Мари вернулась в лавку и расхохоталась, когда я ей гордо показал монетку.
– А теперь пора идти, – сказала она.
– А почему, собственно говоря? – спросил я. – Разве мне нельзя дождаться, пока спустится твой отец?
– Нет, ты возвращайся к девяти, когда он спустится вниз, – сказала она. – Иди же, ты должен все рассказать своему брату Лео, пока он от других не узнал.
– Да, – сказал я, – ты права, а ты, – и я опять покраснел, – разве тебе не надо в школу?
– Сегодня я не пойду, – сказала она, – и вообще больше туда не пойду. Возвращайся поскорее!

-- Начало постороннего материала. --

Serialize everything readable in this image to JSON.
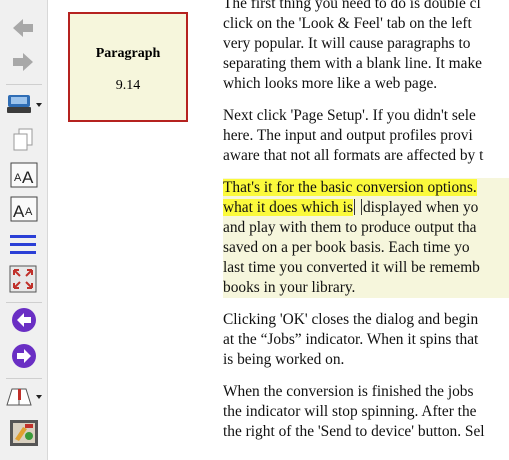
{
  "reference_panel": {
    "title": "Paragraph",
    "value": "9.14"
  },
  "paragraphs": [
    [
      "The first thing you need to do is double cl",
      "click on the 'Look & Feel' tab on the left",
      "very popular. It will cause paragraphs to",
      "separating them with a blank line. It make",
      "which looks more like a web page."
    ],
    [
      "Next click 'Page Setup'. If you didn't sele",
      "here. The input and output profiles provi",
      "aware that not all formats are affected by t"
    ],
    [
      "Clicking 'OK' closes the dialog and begin",
      "at the “Jobs” indicator. When it spins that",
      "is being worked on."
    ],
    [
      "When the conversion is finished the jobs",
      "the indicator will stop spinning. After the",
      "the right of the 'Send to device' button. Sel"
    ]
  ],
  "highlight_paragraph": {
    "line1": "That's it for the basic conversion options.",
    "line2_a": "what it does which is",
    "line2_b": "displayed when yo",
    "rest": [
      "and play with them to produce output tha",
      "saved on a per book basis. Each time yo",
      "last time you converted it will be rememb",
      "books in your library."
    ]
  },
  "colors": {
    "highlight_yellow": "#fbfa3c",
    "highlight_cream": "#f6f6dc",
    "panel_border": "#b5221f",
    "toolbar_bg": "#f0f0f0"
  },
  "toolbar_icons": [
    "back-arrow-icon",
    "forward-arrow-icon",
    "print-icon",
    "copy-icon",
    "font-larger-icon",
    "font-smaller-icon",
    "table-of-contents-icon",
    "fullscreen-icon",
    "previous-page-icon",
    "next-page-icon",
    "bookmark-icon",
    "preferences-icon"
  ]
}
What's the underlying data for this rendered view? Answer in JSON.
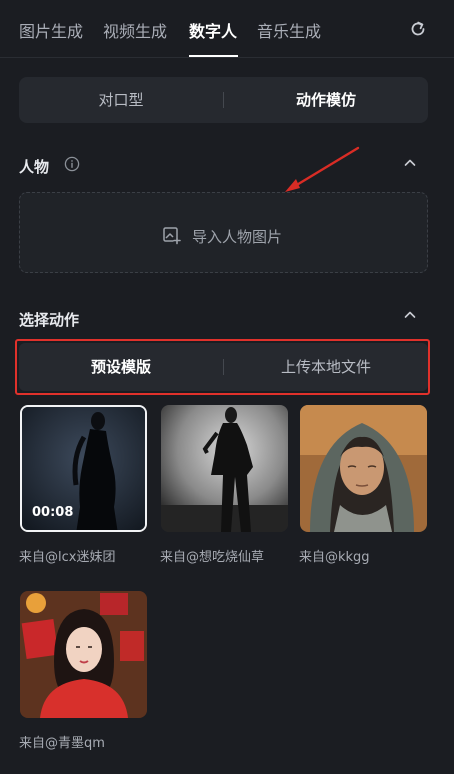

Мне было ужасно трудно расставаться с ней, она проводила меня до выхода из лавки, и я поцеловал ее при открытых дверях, так что Шмиц с супругой могли видеть нас с той стороны. Они вылупили глаза, как рыбы, обнаружившие, что крючок давно проглочен.
Я ушел не оглядываясь. Мне было холодно, я поднял воротник куртки, закурил сигарету, сделал крюк через рынок, спустился по Францисканерштрассе и за углом Кобленцерштрассе вскочил на ходу в автобус. Кондукторша открыла мне дверь, погрозила пальцем, когда я остановился около нее, чтобы заплатить за проезд, и, покачав головой, показала на мою сигарету. Я притушил сигарету, сунул окурок в карман и прошел в середину. Я смотрел на Кобленцерштрассе и думал о Мари. Что-то в моем лице явно возмутило человека, около которого я остановился. Он даже опустил газету, не дочитав своего «Штрауса – со всеми вытекающими отсюда последствиями», сдвинул очки на нос, посмотрел на меня, покачал головой и пробормотал: «Невероятно!» Женщина, сидевшая за ним, – я чуть не упал, споткнувшись о мешок с брюквой, стоявший около нее, – кивнула в знак согласия с его словами и тоже покачала головой, беззвучно шевеля губами.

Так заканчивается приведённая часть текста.